Люблинский вытер нос рукавом.

— Он дезертировал, сударь.

— И с какой стати ему пришло в голову дезертировать? — спросил я удивленно.

— Не знаю, сударь. Он просто сбежал. Больше я ничего не знаю, — ответил Люблинский, уставившись куда-то вдаль поверх моей головы. Лицо его превратилось в мрачную маску мести, подобную тем, которые носят исполнители ролей демонов в карнавалах на масленицу.

— Превосходно! — воскликнул я, вскакивая. — А теперь вы проводите нас к той женщине. И без всякого промедления. Идемте, Кох.

Сев в экипаж, мы ехали в полном молчании по адресу, который Люблинский дал кучеру. Каждый пребывал в глухо запертой темнице собственных мыслей. Я был не в состоянии смотреть на человека, в полумраке сидевшего передо мной, без сильнейшего чувства физического отвращения. Из всех жертв прискорбных событий, совершившихся в Кенигсберге и которым еще суждено было совершиться, Антон Теодор Люблинский вызывал во мне самую острую жалость.

Теперь же это чувство имело отчетливый привкус нравственной гадливости.

Глава 18

Кенигсберг…

Когда я впервые услышал это слово, мне едва исполнилось семь лет. Как-то генерал фон Плутшов возвращался в свое поместье и по пути заехал к нам в Рюислинг. Старый друг моего отца по военной академии уже стал национальным героем. За день до того он был почетным гостем на торжественной церемонии в Кенигсберге в честь двадцатой годовщины славной битвы при Россбахе 1757 года. Во время битвы генерал фон Плутшов возглавлял Шестой кавалерийский полк, и именно благодаря его действиям победа осталась за нами. В качестве знака особого благоволения к нам со стороны родителей я и мой младший брат Стефан были представлены гостю в зале для приемов. С открытыми ртами мы слушали яркий рассказ генерала о величественном событии, на котором присутствовал сам король. И все время, пока шла беседа, я не мог оторвать глаз от того места, где должна была находиться правая рука генерала. Пустой рукав генерала фон Плутшова был приколот к серебряной эполете золотой медалью.

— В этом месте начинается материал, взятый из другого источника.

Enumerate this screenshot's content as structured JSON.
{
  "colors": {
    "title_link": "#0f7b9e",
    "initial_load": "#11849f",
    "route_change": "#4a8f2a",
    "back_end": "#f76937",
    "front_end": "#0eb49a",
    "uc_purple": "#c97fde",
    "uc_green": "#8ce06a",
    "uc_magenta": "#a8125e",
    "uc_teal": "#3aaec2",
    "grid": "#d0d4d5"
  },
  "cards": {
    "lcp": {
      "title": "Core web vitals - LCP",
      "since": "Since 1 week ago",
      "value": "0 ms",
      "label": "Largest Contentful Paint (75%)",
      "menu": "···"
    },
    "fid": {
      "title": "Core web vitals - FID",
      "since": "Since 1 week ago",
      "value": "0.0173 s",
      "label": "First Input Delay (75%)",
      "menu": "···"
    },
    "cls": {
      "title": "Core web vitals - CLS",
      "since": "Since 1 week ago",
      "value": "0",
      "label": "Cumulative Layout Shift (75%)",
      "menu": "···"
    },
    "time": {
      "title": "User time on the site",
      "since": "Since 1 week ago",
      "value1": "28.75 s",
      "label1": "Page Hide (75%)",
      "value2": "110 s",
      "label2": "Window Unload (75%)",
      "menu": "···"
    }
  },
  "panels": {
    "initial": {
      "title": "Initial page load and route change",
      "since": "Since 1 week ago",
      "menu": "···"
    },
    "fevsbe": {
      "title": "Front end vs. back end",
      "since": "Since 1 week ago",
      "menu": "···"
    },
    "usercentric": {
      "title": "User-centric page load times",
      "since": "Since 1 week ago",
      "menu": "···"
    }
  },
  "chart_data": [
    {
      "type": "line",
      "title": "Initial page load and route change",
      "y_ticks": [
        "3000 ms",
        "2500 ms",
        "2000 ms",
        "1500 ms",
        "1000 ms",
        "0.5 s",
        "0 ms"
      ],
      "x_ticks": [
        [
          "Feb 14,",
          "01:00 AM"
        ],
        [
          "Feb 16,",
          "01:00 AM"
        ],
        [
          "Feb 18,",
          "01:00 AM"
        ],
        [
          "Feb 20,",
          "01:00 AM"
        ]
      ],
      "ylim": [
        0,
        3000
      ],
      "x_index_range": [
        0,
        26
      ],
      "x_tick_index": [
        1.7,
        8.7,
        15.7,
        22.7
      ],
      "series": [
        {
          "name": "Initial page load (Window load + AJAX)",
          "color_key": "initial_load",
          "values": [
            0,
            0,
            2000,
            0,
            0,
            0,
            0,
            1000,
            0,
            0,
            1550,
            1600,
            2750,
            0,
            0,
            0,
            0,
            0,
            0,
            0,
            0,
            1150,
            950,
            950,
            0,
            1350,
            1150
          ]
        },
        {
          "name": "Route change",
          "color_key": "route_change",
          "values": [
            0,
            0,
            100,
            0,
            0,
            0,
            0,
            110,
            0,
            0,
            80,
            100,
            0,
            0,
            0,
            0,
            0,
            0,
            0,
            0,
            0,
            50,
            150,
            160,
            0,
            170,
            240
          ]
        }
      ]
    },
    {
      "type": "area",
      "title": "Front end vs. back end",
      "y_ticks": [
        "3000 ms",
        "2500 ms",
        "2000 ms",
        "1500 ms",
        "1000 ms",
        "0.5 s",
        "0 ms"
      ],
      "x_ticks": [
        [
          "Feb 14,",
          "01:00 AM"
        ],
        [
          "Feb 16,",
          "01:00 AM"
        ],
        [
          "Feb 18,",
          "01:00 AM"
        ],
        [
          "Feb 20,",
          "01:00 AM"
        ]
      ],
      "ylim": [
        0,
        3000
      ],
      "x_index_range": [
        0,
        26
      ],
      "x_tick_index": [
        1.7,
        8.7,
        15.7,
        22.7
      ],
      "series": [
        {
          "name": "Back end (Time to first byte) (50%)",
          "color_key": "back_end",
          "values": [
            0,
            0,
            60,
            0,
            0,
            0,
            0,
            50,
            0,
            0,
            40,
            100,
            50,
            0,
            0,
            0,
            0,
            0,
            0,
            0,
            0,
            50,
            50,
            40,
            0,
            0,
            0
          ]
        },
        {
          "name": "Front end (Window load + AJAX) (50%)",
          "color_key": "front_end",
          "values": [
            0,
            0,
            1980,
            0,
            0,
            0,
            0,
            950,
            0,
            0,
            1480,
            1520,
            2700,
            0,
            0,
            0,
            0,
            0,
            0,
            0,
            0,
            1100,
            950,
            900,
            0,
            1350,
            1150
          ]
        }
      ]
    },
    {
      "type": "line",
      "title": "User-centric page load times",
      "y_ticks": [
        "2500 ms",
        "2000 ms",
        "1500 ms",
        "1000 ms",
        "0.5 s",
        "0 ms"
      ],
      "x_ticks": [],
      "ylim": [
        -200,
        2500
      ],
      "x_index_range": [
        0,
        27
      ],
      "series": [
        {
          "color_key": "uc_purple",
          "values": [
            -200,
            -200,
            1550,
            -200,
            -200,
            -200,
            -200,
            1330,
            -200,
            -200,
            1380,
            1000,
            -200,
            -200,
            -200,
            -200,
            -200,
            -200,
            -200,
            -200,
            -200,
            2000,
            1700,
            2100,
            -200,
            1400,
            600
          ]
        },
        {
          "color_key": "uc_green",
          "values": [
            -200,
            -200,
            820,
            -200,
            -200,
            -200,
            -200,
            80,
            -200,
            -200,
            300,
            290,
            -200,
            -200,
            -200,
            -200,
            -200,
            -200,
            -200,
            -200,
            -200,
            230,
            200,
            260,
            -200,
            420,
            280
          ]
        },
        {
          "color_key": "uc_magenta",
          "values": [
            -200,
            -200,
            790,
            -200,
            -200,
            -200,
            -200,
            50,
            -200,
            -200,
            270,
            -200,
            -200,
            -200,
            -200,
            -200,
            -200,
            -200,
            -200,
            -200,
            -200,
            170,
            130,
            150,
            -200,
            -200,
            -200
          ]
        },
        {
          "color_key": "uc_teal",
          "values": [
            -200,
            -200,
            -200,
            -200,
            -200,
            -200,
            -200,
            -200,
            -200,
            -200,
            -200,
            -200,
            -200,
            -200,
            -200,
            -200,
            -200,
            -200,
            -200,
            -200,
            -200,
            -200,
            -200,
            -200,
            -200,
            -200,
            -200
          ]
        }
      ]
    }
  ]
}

— Кенигсберг есть воплощение всего самого достойного, самого благородного, чем славится наша великая нация! — прочувствованно воскликнул мой отец, как только генерал замолчал, а мать платочком стерла слезы со щек.

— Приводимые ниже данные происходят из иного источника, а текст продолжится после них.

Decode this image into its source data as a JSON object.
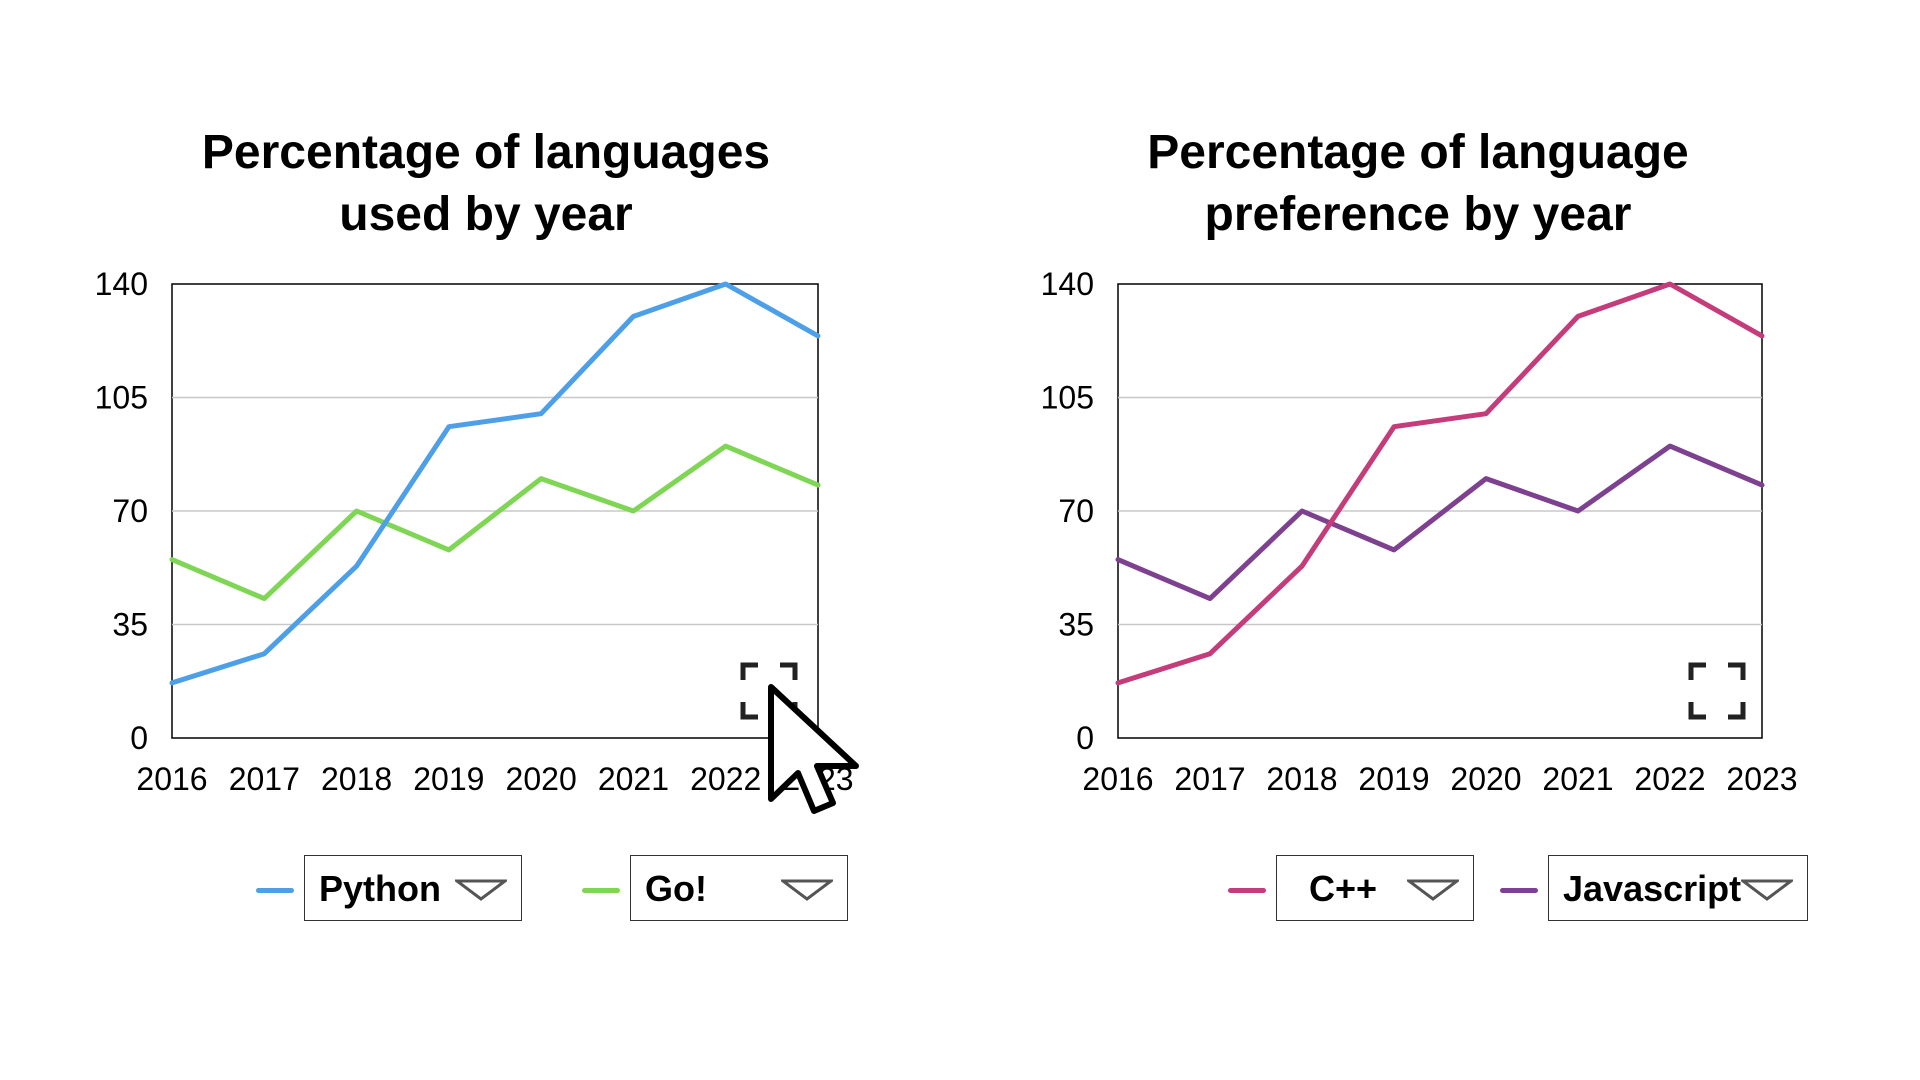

С тех пор величественное слово «Кенигсберг» и потерянная в бою рука генерала фон Плутшова были неразрывно связаны для меня задолго до того, как я увидел город. С моей точки зрения, Кенигсберг был местом, где могли совершаться только великие дела и где жили только лучшие люди. И несмотря на преступления, которые стали причиной моего приезда сюда, несмотря на убийство Морика, на самоубийство Тотцев, я все еще продолжал считать Кенигсберг благословенным местом, которому могут быть возвращены мир, покой, достоинство и репутация не в последнюю очередь стараниями Иммануила Канта.

Но в тот вечер, когда наш экипаж следовал по адресу, предоставленному Люблинским, и мы выехали далеко за пределы городского центра, я увидел совсем другое лицо Кенигсберга — уязвимое логово больного и измученного своей болезнью зверя, мир нищеты и страданий, существование которого было невообразимо неподалеку от тех площадей, где чествовали генерала фон Плутшова, от улицы, где родился Иммануил Кант, от кварталов того города, который многие воспевали как прообраз земного рая.